Guidelines for the Design Process of a POP Display Project

4 minutes
Cheryl Lesniak

Before starting a retail display design project, whether as a retailer or designer, it's important to establish essential strategies to ensure the final product meets both the clients’ and end-users’ expectations.

This includes determining key guidelines like industry requirements, audience, regulations, and more. Read on to discover what should be considered during the point of purchase (POP) design process.

Project Basics

When creating a display project, there are some initial first steps that need to be taken.

One is setting a budget. The budget impacts the scale of the project as well as the complexity of the design. In addition, it also determines available resources, like materials, technology, and manpower.

Next to budget, clearly defining the scope of a project, including the specific deliverables, goals, and timeline, is critical. Understanding the scope helps prevent misunderstandings and ensures everyone is on the same page.

The term “know your audience” most certainly applies to the world of POP displays. Keep in mind the target audience for the product and the market it will be sold in.
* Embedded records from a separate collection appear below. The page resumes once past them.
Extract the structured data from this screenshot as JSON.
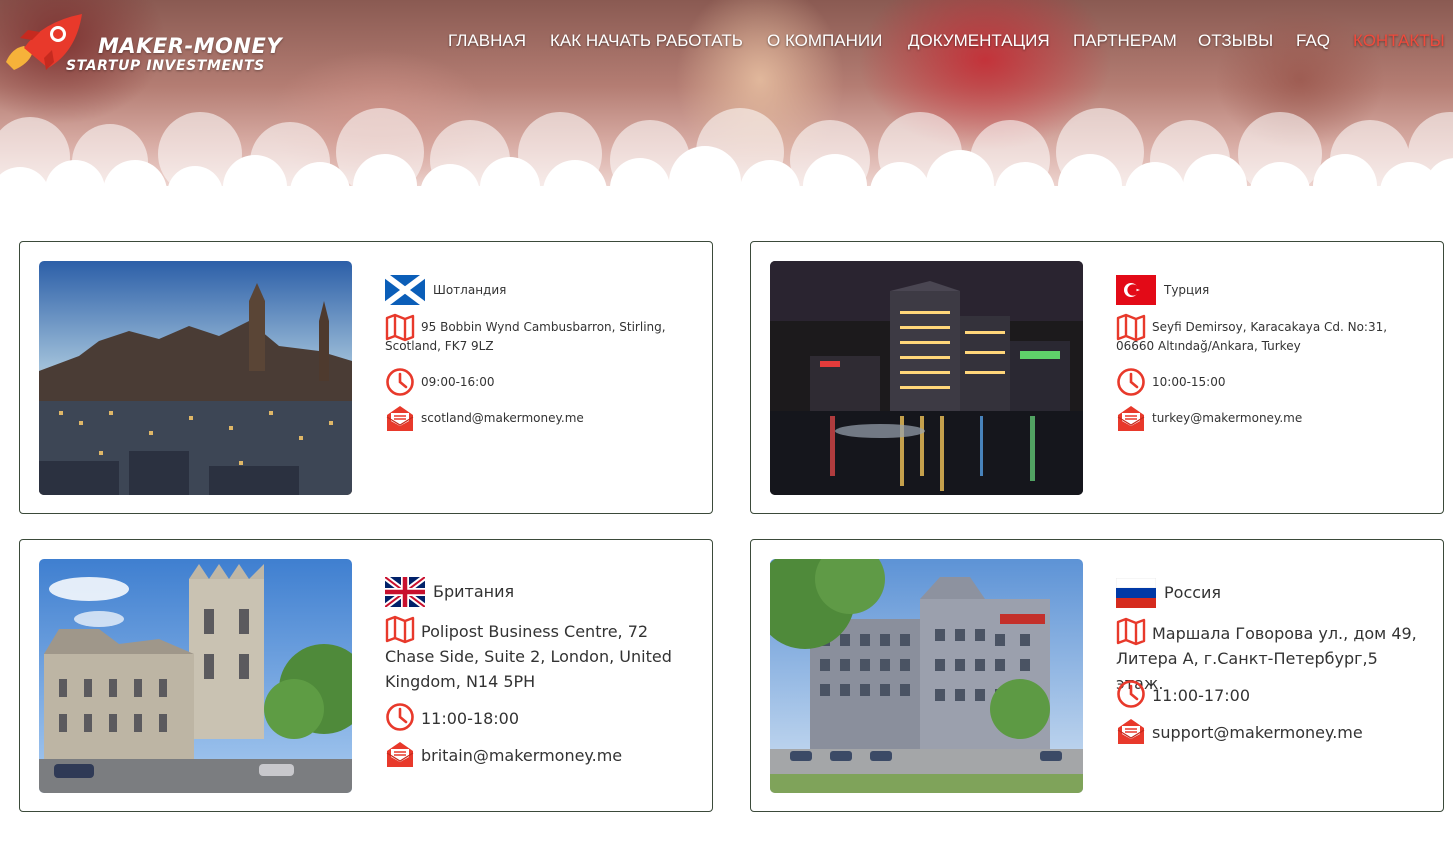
{
  "logo": {
    "title": "MAKER-MONEY",
    "subtitle": "STARTUP INVESTMENTS"
  },
  "nav": {
    "items": [
      {
        "label": "ГЛАВНАЯ"
      },
      {
        "label": "КАК НАЧАТЬ РАБОТАТЬ"
      },
      {
        "label": "О КОМПАНИИ"
      },
      {
        "label": "ДОКУМЕНТАЦИЯ"
      },
      {
        "label": "ПАРТНЕРАМ"
      },
      {
        "label": "ОТЗЫВЫ"
      },
      {
        "label": "FAQ"
      },
      {
        "label": "КОНТАКТЫ",
        "active": true
      }
    ]
  },
  "offices": [
    {
      "country": "Шотландия",
      "flag": "scotland-flag",
      "address": "95 Bobbin Wynd Cambusbarron, Stirling, Scotland, FK7 9LZ",
      "hours": "09:00-16:00",
      "email": "scotland@makermoney.me",
      "photo": "edinburgh-city-photo"
    },
    {
      "country": "Турция",
      "flag": "turkey-flag",
      "address": "Seyfi Demirsoy, Karacakaya Cd. No:31, 06660 Altındağ/Ankara, Turkey",
      "hours": "10:00-15:00",
      "email": "turkey@makermoney.me",
      "photo": "ankara-night-photo"
    },
    {
      "country": "Британия",
      "flag": "uk-flag",
      "address": "Polipost Business Centre, 72 Chase Side, Suite 2, London, United Kingdom, N14 5PH",
      "hours": "11:00-18:00",
      "email": "britain@makermoney.me",
      "photo": "london-building-photo"
    },
    {
      "country": "Россия",
      "flag": "russia-flag",
      "address": "Маршала Говорова ул., дом 49, Литера А, г.Санкт-Петербург,5 этаж.",
      "hours": "11:00-17:00",
      "email": "support@makermoney.me",
      "photo": "st-petersburg-office-photo"
    }
  ],
  "colors": {
    "accent": "#ee4a3c",
    "card_border": "#3b4a3a",
    "nav_text": "#ffffff"
  },
  "icons": [
    "rocket-icon",
    "map-icon",
    "clock-icon",
    "envelope-icon"
  ]
}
This information will influence the design direction and aesthetic choices.

An in-store display is an extension of a brand. As such, it needs to reflect the brand’s identity, values, and design guidelines to maintain consistency and coherence. This is why it’s imperative for brands to fully convey to the display manufacturers what they want potential buyers to know about them when viewing and interacting with the display.

This information can affect the display’s design right down to the materials used. For instance, a company that emphasizes eco-friendliness would shy away from using plastic as their main display material. The more the display manufacturer understands about a client’s brand identity and values, the better the designs will be from the beginning.
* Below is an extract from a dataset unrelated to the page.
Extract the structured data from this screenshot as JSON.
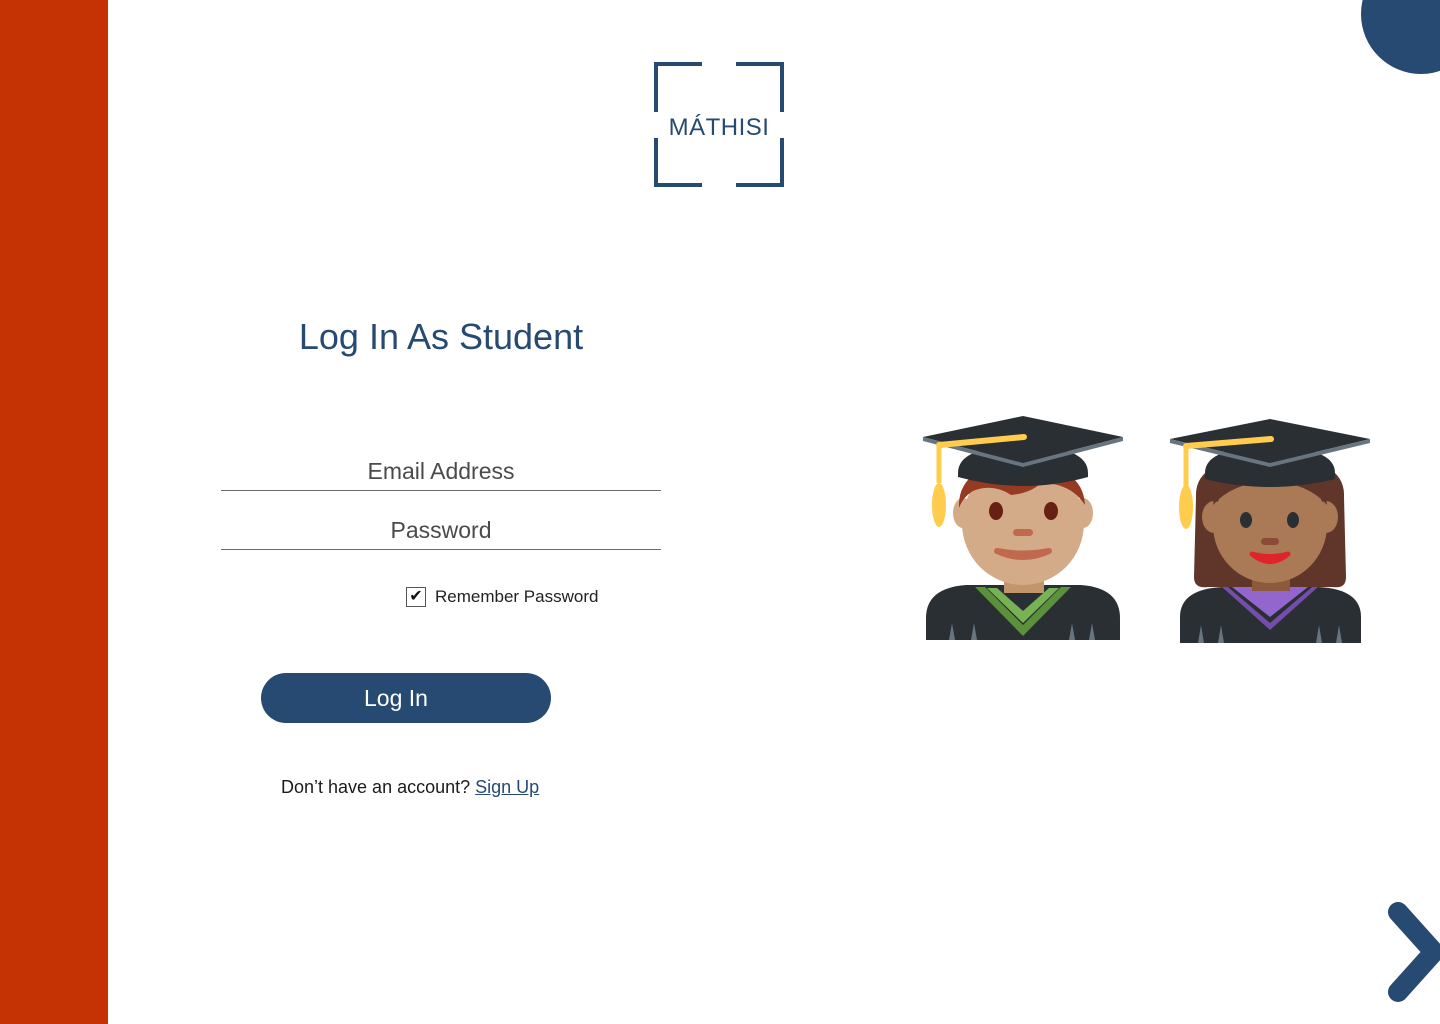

Requirements and Preferences

When speaking to a display manufacturer, brands need to lay out what they want the display to do. Specifically, what functional obligations they require of the display. The answer to this will influence the design process. For example, if it's an electronic display, the manufacturer will consider its features, interface, and user experience.
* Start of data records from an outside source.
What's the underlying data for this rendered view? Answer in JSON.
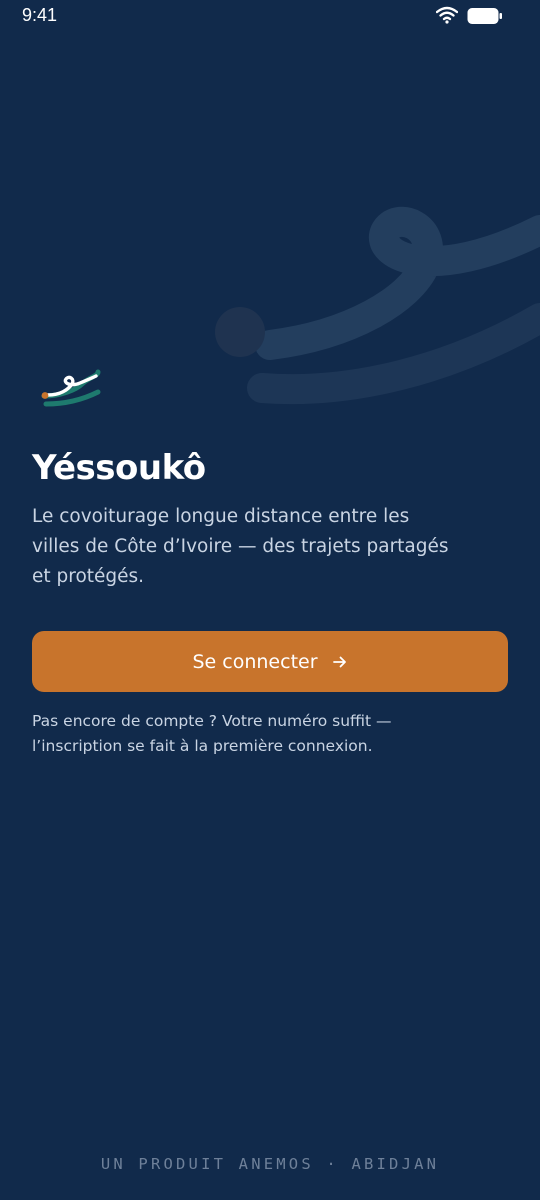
{
  "status_bar": {
    "time": "9:41",
    "wifi_icon": "wifi-icon",
    "battery_icon": "battery-icon"
  },
  "app": {
    "title": "Yéssoukô",
    "tagline": "Le covoiturage longue distance entre les villes de Côte d’Ivoire — des trajets partagés et protégés.",
    "logo_icon": "yessouko-logo"
  },
  "actions": {
    "connect_label": "Se connecter",
    "connect_icon": "arrow-right-icon"
  },
  "signup_hint": "Pas encore de compte ? Votre numéro suffit — l’inscription se fait à la première connexion.",
  "footer": {
    "credit": "UN PRODUIT ANEMOS · ABIDJAN"
  },
  "colors": {
    "background": "#112a4b",
    "accent": "#c8742c",
    "logo_teal": "#1e7a6e",
    "muted_text": "#c9d4e3",
    "footer_text": "#6e8099"
  }
}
Apart from functional requirements, companies must be aware of any industry-specific regulations, safety standards, or certifications that the product must meet.

If relevant, consider the importance of sustainable design practices and eco-friendly materials. This is particularly important for brands whose focus or identity is on environmental friendliness.

Finally, design preference comes into play. POP displays are tasked with the unique job of acting as silent ambassadors. Not only should they attract the right kind of attention, but they should accurately represent the brand, product, or service being advertised. Color schemes, shapes, styles, lighting, and other display elements help set the stage for potential sales. It’s important to understand the aesthetic preferences of both the retailers and the customers during this process.

Understanding what the client needs from the display, what the display requires to meet those needs, industry-specific regulations, and client preference is going to help set the precedent for what the display is going to be, moving further towards the design process.

Committing to a Plan

When the time finally comes to establish a plan for the design process, there are five main points that should be included:

  • Set clear milestones and deadlines to keep the project on track, making it easier to monitor progress and ensure timely delivery.
  • Determine how collaboration between all stakeholders will occur and identify the roles and responsibilities of each party.
  • Open communication is key. Creating regular feedback loops is crucial for refining the design process. This prevents crossed wires that can lead to costly and timely missteps.
  • Discuss the possibility of prototyping and testing the design to ensure it meets all functional and aesthetic requirements.
  • Perform a competitor analysis to identify what other products are available in the market and what sets the client's product apart.

Taking this list into account will make the design process easier to navigate for all parties.


The guidelines that the client gives to their POP manufacturer are going to contribute to the success of the final product, which is why making these clear to the manufacturer early on is so important.

By gathering this information from retailers and customers, designers can have a clear understanding of the project's requirements and tailor their retail display designs to meet those needs effectively.